From learning how to cover music festivals to finding out how to “breathe life” into captions, to keynote sessions on the Orlando nightclub shooting and the Black Lives Matter movement, the conference was everything I could have ever wanted as a journalist.

But that’s the thing, before I went to this conference I wasn’t sure I had made the right decision in my career path.

Nothing I did with my major seemed to click. I watched all of my friends plan out their 4-year plans, I would sit back and question if journalism was a step in the right direction.

I would drift with ideas and never found one that felt right.

Until I attended a workshop on how to fake it ‘til you make it, with a radio journalist who openly admitted to hating journalism during parts of his career.

Although I’ve never hated journalism, I haven’t loved every aspect of it that I’ve experienced over the past few years.

After asking the speaker multiple questions, I asked him, “What kept you coming back to journalism as a career?”

“I never saw myself doing anything else,” he said.

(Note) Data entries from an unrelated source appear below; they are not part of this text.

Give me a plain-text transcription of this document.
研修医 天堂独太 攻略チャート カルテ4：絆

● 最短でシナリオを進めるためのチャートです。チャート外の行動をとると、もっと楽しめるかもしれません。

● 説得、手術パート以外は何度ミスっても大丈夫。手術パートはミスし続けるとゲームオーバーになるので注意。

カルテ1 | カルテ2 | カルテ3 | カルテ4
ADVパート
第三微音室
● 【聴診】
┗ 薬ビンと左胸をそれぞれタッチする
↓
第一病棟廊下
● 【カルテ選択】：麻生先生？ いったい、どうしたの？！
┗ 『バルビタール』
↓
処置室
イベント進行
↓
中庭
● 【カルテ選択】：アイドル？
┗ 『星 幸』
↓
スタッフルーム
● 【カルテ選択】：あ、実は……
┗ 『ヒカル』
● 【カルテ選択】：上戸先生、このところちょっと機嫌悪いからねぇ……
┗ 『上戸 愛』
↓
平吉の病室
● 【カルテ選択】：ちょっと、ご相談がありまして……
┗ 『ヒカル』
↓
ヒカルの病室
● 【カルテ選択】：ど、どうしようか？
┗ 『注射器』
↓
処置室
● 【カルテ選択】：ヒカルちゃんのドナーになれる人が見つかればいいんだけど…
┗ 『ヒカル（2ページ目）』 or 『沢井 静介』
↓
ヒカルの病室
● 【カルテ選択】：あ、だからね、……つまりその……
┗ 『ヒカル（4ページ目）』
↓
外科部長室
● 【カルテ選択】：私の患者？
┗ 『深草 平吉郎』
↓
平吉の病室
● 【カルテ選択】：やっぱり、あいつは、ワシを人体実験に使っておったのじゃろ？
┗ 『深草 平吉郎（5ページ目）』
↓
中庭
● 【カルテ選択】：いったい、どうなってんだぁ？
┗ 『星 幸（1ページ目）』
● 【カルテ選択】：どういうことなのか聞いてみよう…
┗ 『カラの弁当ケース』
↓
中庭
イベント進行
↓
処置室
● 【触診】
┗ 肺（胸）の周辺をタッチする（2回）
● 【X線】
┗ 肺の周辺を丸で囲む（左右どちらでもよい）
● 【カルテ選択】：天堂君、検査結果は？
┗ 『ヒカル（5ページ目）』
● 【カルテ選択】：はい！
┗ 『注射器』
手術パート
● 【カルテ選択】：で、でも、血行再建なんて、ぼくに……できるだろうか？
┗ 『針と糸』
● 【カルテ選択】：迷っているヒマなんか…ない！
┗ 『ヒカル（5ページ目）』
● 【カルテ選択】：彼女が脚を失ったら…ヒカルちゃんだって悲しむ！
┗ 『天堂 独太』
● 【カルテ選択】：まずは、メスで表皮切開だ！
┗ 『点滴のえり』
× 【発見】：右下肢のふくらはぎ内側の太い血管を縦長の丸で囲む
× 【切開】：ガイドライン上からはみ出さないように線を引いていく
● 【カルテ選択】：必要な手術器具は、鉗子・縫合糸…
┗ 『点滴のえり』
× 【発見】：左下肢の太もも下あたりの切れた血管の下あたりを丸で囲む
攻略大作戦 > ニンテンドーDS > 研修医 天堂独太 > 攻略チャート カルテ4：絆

Shortly after that, I left the conference room, made my way to the elevator and hit the tenth floor button.

And as I stared at all the people in the Hyatt Regency Hotel walking around through the glass walls of the elevator, I realized I wanted to know their stories and why they were there.

In that 10-second elevator ride, I knew that I enjoyed journalism for a reason.

By the time I reached the door to hotel room 1011, I realized that I couldn’t see myself doing anything else.

I never thought that my worries about my career would be answered in a 10-second glass elevator ride in Atlanta, but they were.

I always had this idea that journalism is sitting behind a computer and occasionally going out to cover events, but I’ve been going about it all wrong.

Journalism is going out in Atlanta and photographing the city and hearing about people’s stories.

Journalism is wanting to tell people’s stories.

Journalism is what I want to make it.

This workshop and conference helped me prove to myself that photojournalism is what I want to pursue.

Sometimes answers to our problems come in all different places, we just have to go out and experience new things.

My guard was finally down about worrying if I was making a mistake in my career and like a sponge I soaked up everything the speakers were saying.

If you’re like me — a sophomore who struggles with making a commitment to a major — go to a conference with your organization if you’re in one, go to a speech, go to something you wouldn’t normally go to and instead of worrying about that pesky commitment, immerse yourself in everything that person in front of you has to say.

Embrace it and ask them those pressing questions that you’ve been dying to ask someone in your profession. Because I guarantee you that one question can be life changing.

Whether that’s going to a conference, attending a keynote session, or going to a special event on campus, sometimes life answers us in the craziest ways.

Mine just happened to be in an elevator.